April 2014 |
Two years ago, I blogged about the start of World Book Night, now an annual tradition on Shakespeare's Birthday (aka April 23 or "yesterday") wherein volunteer book givers around the world offer free books to other people. It's become a spectacular success. Check out this zip code map of the location of American book givers for the 2014 rendition:
The entire country was blanketed with book givers.
So here's how this works: a panel of librarians and booksellers get together each year and decide on 30-35 titles across a variety of reading levels and interests to issue for free for World Book Night. The authors waive their royalties and the publishers arrange for specially printed editions. Then folks apply to become "book givers," filling out applications that are evaluated based on their potential to reach "light and non-readers." Successful applicants pick up 20 copies of their selected book at a community book drop (typically the local public library or bookshop). Then World Book Night rolls around and the book givers flood the streets evangelizing their books.

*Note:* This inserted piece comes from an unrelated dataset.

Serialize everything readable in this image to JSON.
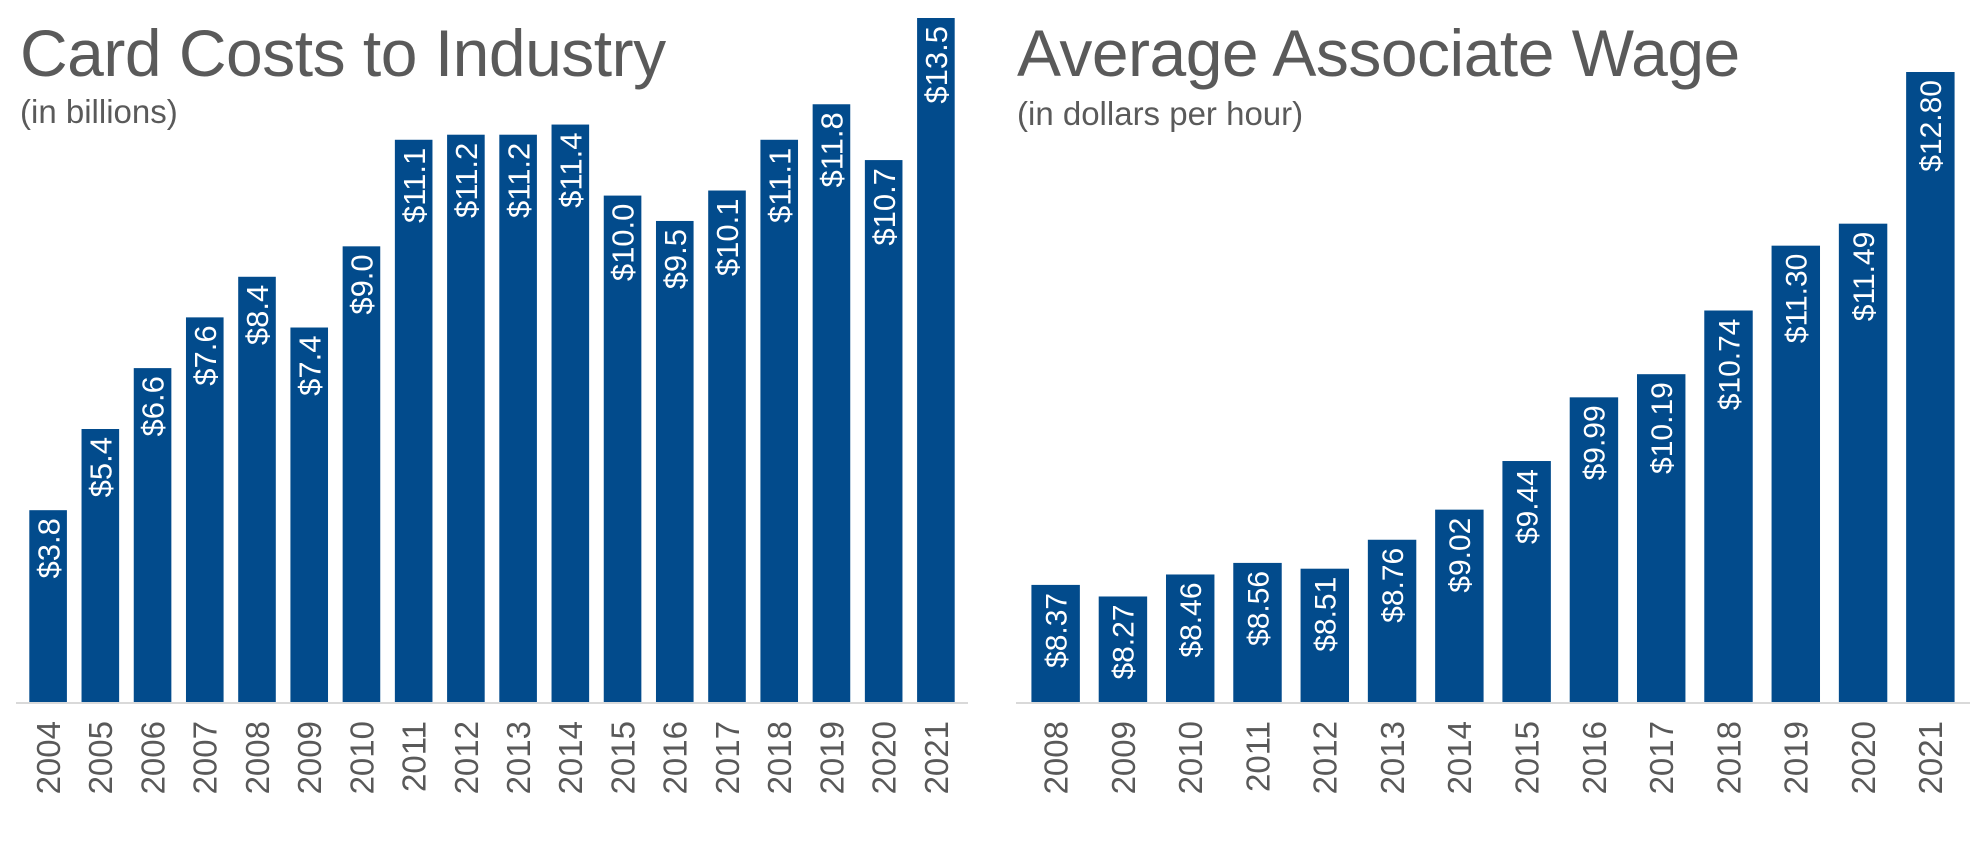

Now I'm curious if any of our readers participated in last night's event. If so, please share your experiences in the comment section below. If you were a book giver, let us know if it was fun, it people were receptive to your gift, and what the experience was like. If you were a book receiver, tell us about getting your free book.
And on the collecting front, I'm curious about these "specially printed editions" produced by publishers. That seems like a potentially interesting book collection to me. Is anyone putting together a World Book Night book collection?